Monet Mooney, Lead author, Private Sector Transition Plans: A Critical Tool for Mobilising Finance says, “Credible transition plans can play a crucial role in the mobilisation of finance. They enhance market confidence, improve risk management, help identify investment opportunities, create value, and influence capital access and costs. Transition plans aren’t a compliance exercise – they’re strategic tools for competitiveness.”
Sector Transition Plans: A bridge between national ambition and company transition plans
ITPN also released Sector Transition Plans: A bridge between national ambition and company transition plans, produced with the TPI Centre for Global Transition at LSE.

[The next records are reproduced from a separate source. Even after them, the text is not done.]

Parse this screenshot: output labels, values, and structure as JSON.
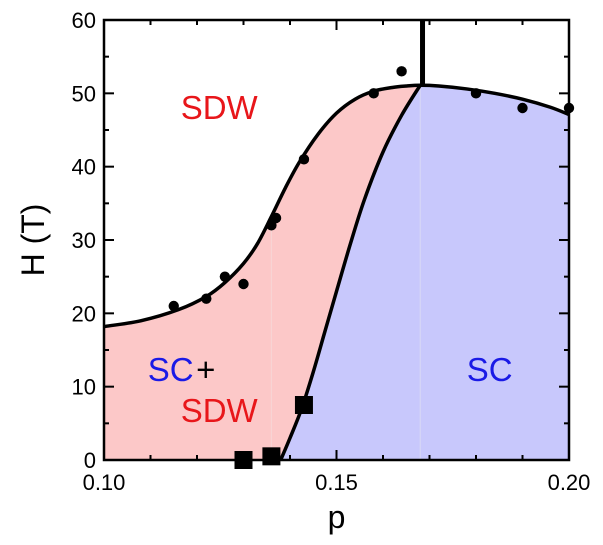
{
  "chart_data": {
    "type": "scatter",
    "xlabel": "p",
    "ylabel": "H (T)",
    "xlim": [
      0.1,
      0.2
    ],
    "ylim": [
      0,
      60
    ],
    "x_ticks": [
      0.1,
      0.15,
      0.2
    ],
    "x_tick_labels": [
      "0.10",
      "0.15",
      "0.20"
    ],
    "y_ticks": [
      0,
      10,
      20,
      30,
      40,
      50,
      60
    ],
    "y_tick_labels": [
      "0",
      "10",
      "20",
      "30",
      "40",
      "50",
      "60"
    ],
    "grid": false,
    "colors": {
      "sdw_fill": "#fcc8c8",
      "sc_fill": "#c8c8fc",
      "sdw_text": "#e8161a",
      "sc_text": "#1a1ae6",
      "plus_text": "#000000",
      "line": "#000000",
      "markers": "#000000"
    },
    "region_labels": [
      {
        "text": "SDW",
        "color": "#e8161a",
        "x": 0.1165,
        "y": 46.5
      },
      {
        "text": "SC",
        "color": "#1a1ae6",
        "x": 0.1094,
        "y": 10.8
      },
      {
        "text": "+",
        "color": "#000000",
        "x": 0.1198,
        "y": 10.8
      },
      {
        "text": "SDW",
        "color": "#e8161a",
        "x": 0.1165,
        "y": 5.2
      },
      {
        "text": "SC",
        "color": "#1a1ae6",
        "x": 0.178,
        "y": 10.8
      }
    ],
    "upper_boundary": {
      "x": [
        0.1,
        0.108,
        0.116,
        0.122,
        0.126,
        0.13,
        0.133,
        0.136,
        0.139,
        0.142,
        0.146,
        0.15,
        0.154,
        0.158,
        0.162,
        0.165,
        0.168,
        0.172,
        0.178,
        0.184,
        0.19,
        0.196,
        0.2
      ],
      "y": [
        18.2,
        19.0,
        20.5,
        22.3,
        24.2,
        26.8,
        29.5,
        33.2,
        37.1,
        40.6,
        44.4,
        47.3,
        49.2,
        50.3,
        50.8,
        51.0,
        51.1,
        51.0,
        50.6,
        50.0,
        49.2,
        48.1,
        47.1
      ]
    },
    "sc_boundary": {
      "x": [
        0.138,
        0.14,
        0.1425,
        0.145,
        0.1475,
        0.15,
        0.153,
        0.156,
        0.16,
        0.164,
        0.168
      ],
      "y": [
        0.0,
        3.0,
        7.0,
        12.0,
        17.5,
        23.0,
        29.5,
        35.5,
        42.0,
        47.0,
        51.1
      ]
    },
    "vertical_line": {
      "x": 0.1685,
      "y_from": 51.1,
      "y_to": 60
    },
    "circle_points": {
      "x": [
        0.115,
        0.122,
        0.126,
        0.13,
        0.136,
        0.137,
        0.143,
        0.158,
        0.164,
        0.18,
        0.19,
        0.2
      ],
      "y": [
        21.0,
        22.0,
        25.0,
        24.0,
        32.0,
        33.0,
        41.0,
        50.0,
        53.0,
        50.0,
        48.0,
        48.0
      ]
    },
    "square_points": {
      "x": [
        0.13,
        0.136,
        0.143
      ],
      "y": [
        0.0,
        0.5,
        7.5
      ]
    }
  }
}
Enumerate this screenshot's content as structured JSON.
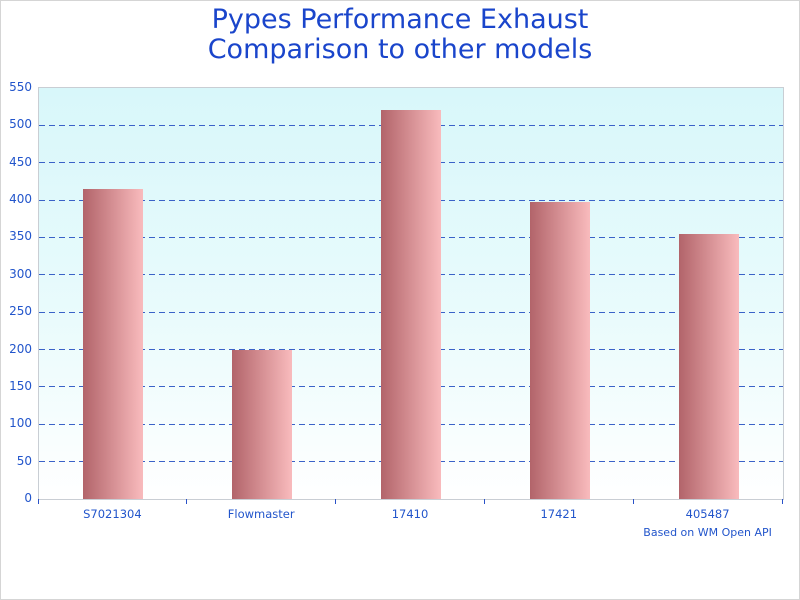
{
  "title": {
    "line1": "Pypes Performance Exhaust",
    "line2": "Comparison to other models"
  },
  "footnote": "Based on WM Open API",
  "colors": {
    "page_bg": "#ffffff",
    "page_border": "#d5d5d5",
    "title": "#1a45cb",
    "label": "#2255cb",
    "grid": "#3a62c8",
    "tick": "#2a52c8",
    "plot_border": "#c9ced4",
    "plot_bg_top": "#d8f7fa",
    "plot_bg_bottom": "#ffffff",
    "bar_gradient_left": "#b2646a",
    "bar_gradient_right": "#f9bbbd"
  },
  "chart_data": {
    "type": "bar",
    "title": "Pypes Performance Exhaust Comparison to other models",
    "categories": [
      "S7021304",
      "Flowmaster",
      "17410",
      "17421",
      "405487"
    ],
    "values": [
      415,
      200,
      521,
      398,
      355
    ],
    "xlabel": "",
    "ylabel": "",
    "ylim": [
      0,
      550
    ],
    "ytick_step": 50,
    "yticks": [
      0,
      50,
      100,
      150,
      200,
      250,
      300,
      350,
      400,
      450,
      500,
      550
    ],
    "grid": "horizontal-dashed",
    "legend": "none",
    "annotation": "Based on WM Open API"
  }
}
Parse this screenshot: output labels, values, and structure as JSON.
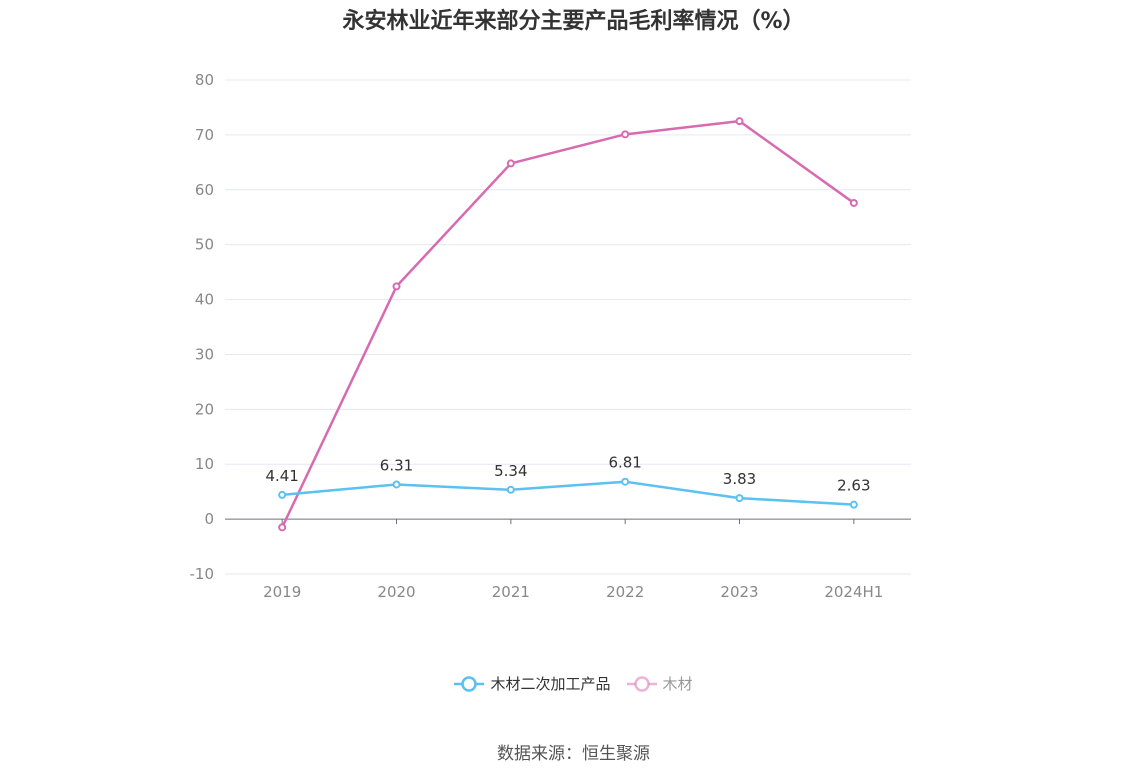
{
  "chart_data": {
    "type": "line",
    "title": "永安林业近年来部分主要产品毛利率情况（%）",
    "categories": [
      "2019",
      "2020",
      "2021",
      "2022",
      "2023",
      "2024H1"
    ],
    "ylim": [
      -10,
      80
    ],
    "yticks": [
      80,
      70,
      60,
      50,
      40,
      30,
      20,
      10,
      0,
      -10
    ],
    "grid": true,
    "legend_position": "bottom",
    "series": [
      {
        "name": "木材二次加工产品",
        "color": "#5bc0f2",
        "values": [
          4.41,
          6.31,
          5.34,
          6.81,
          3.83,
          2.63
        ],
        "data_labels": [
          "4.41",
          "6.31",
          "5.34",
          "6.81",
          "3.83",
          "2.63"
        ]
      },
      {
        "name": "木材",
        "color": "#d76ab0",
        "values": [
          -1.5,
          42.4,
          64.8,
          70.1,
          72.5,
          57.6
        ]
      }
    ]
  },
  "footer": {
    "source": "数据来源：恒生聚源"
  }
}
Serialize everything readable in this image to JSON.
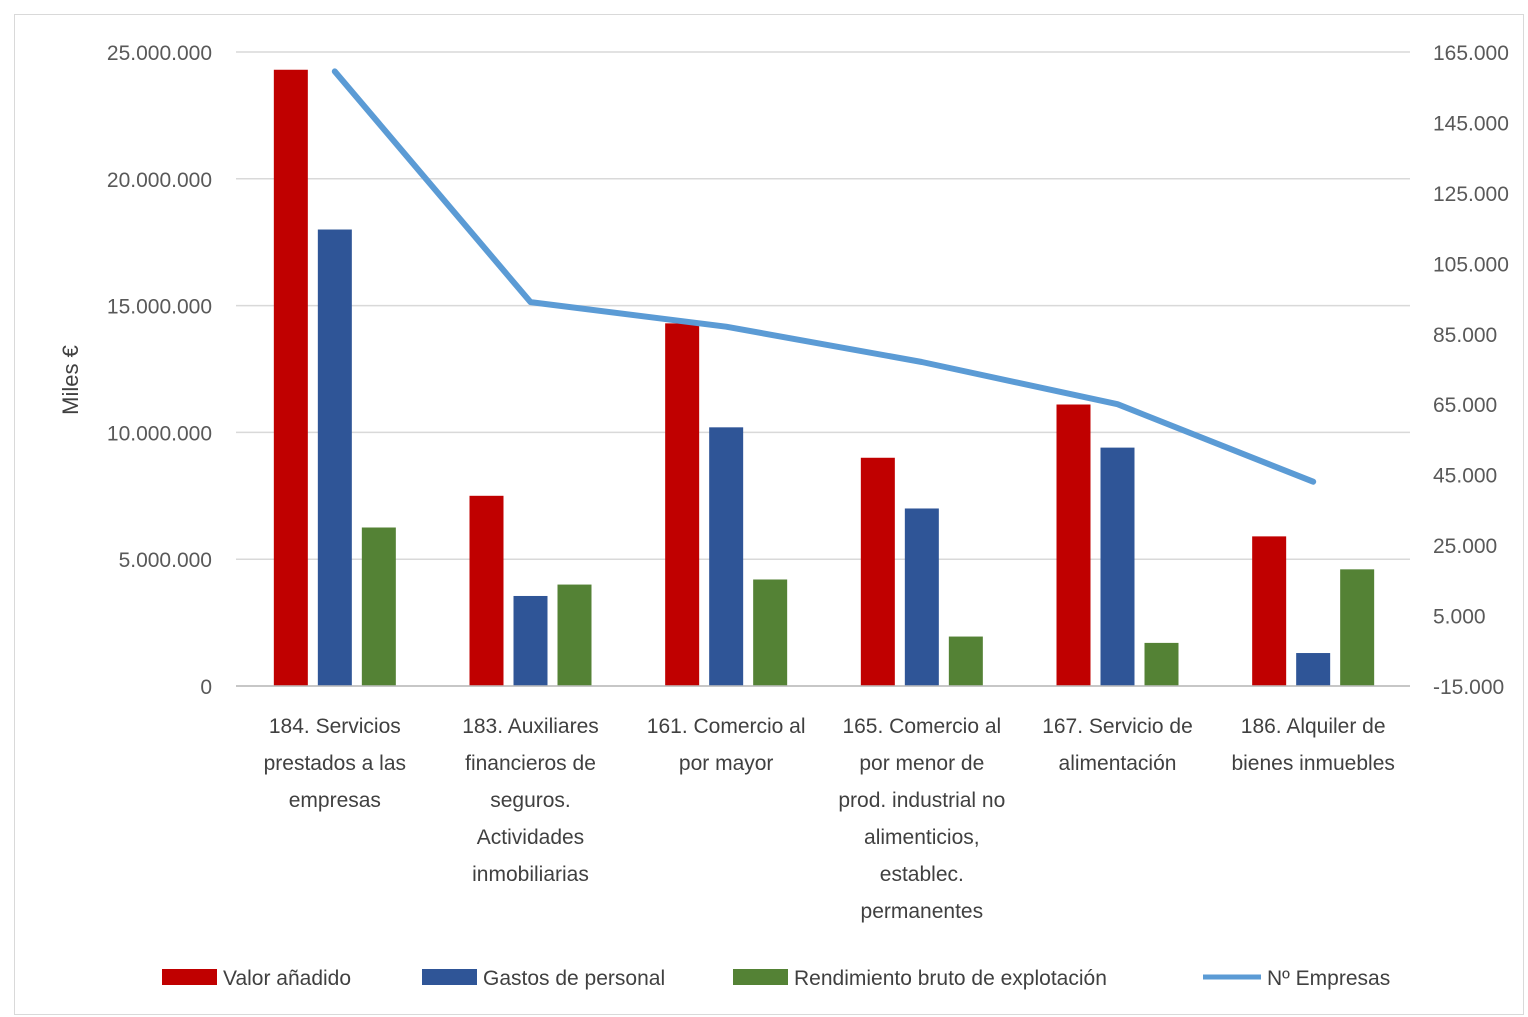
{
  "chart_data": {
    "type": "bar",
    "ylabel": "Miles €",
    "y_left": {
      "min": 0,
      "max": 25000000,
      "step": 5000000,
      "tick_labels": [
        "0",
        "5.000.000",
        "10.000.000",
        "15.000.000",
        "20.000.000",
        "25.000.000"
      ]
    },
    "y_right": {
      "min": -15000,
      "max": 165000,
      "step": 20000,
      "tick_labels": [
        "-15.000",
        "5.000",
        "25.000",
        "45.000",
        "65.000",
        "85.000",
        "105.000",
        "125.000",
        "145.000",
        "165.000"
      ]
    },
    "categories": [
      [
        "184. Servicios",
        "prestados a las",
        "empresas"
      ],
      [
        "183. Auxiliares",
        "financieros de",
        "seguros.",
        "Actividades",
        "inmobiliarias"
      ],
      [
        "161. Comercio al",
        "por mayor"
      ],
      [
        "165. Comercio al",
        "por menor de",
        "prod. industrial no",
        "alimenticios,",
        "establec.",
        "permanentes"
      ],
      [
        "167. Servicio de",
        "alimentación"
      ],
      [
        "186. Alquiler de",
        "bienes inmuebles"
      ]
    ],
    "series": [
      {
        "name": "Valor añadido",
        "kind": "bar",
        "axis": "left",
        "color": "#c00000",
        "values": [
          24300000,
          7500000,
          14300000,
          9000000,
          11100000,
          5900000
        ]
      },
      {
        "name": "Gastos de personal",
        "kind": "bar",
        "axis": "left",
        "color": "#2f5597",
        "values": [
          18000000,
          3550000,
          10200000,
          7000000,
          9400000,
          1300000
        ]
      },
      {
        "name": "Rendimiento bruto de explotación",
        "kind": "bar",
        "axis": "left",
        "color": "#548235",
        "values": [
          6250000,
          4000000,
          4200000,
          1950000,
          1700000,
          4600000
        ]
      },
      {
        "name": "Nº Empresas",
        "kind": "line",
        "axis": "right",
        "color": "#5b9bd5",
        "values": [
          159500,
          94000,
          87000,
          77000,
          65000,
          43000
        ]
      }
    ],
    "legend_position": "bottom",
    "grid": true
  }
}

The paper explores the emerging role of Sector Transition Plans as a tool to link national ambition with company-level transition planning.
It highlights three key ways these plans can support policymakers, companies, and financial institutions, drawing on examples from France, Australia, Japan, and Hebei province in China.
Governments seeking to create an enabling environment for private sector transition planning can look to Sector Transition Plans. These plans outline sector-level emissions pathways, technology roadmaps, and financing needs, and support the private sector by:
- Providing clear policy signals on the direction and pace of the transition.
- Helping companies understand geographically specific dependencies and feasible transition levers.
- Enabling more localised assessments of corporate transition plans and supporting transition finance.
Ben Gilbey, Lead author, Sector Transition Plans: A bridge between national ambition and company transition plans says, “Sector Transition Plans translate national ambition into actionable roadmaps for companies and investors. By grounding transition planning in sectoral and geographical context, governments can give markets the clarity and confidence needed to accelerate the flow of transition finance.”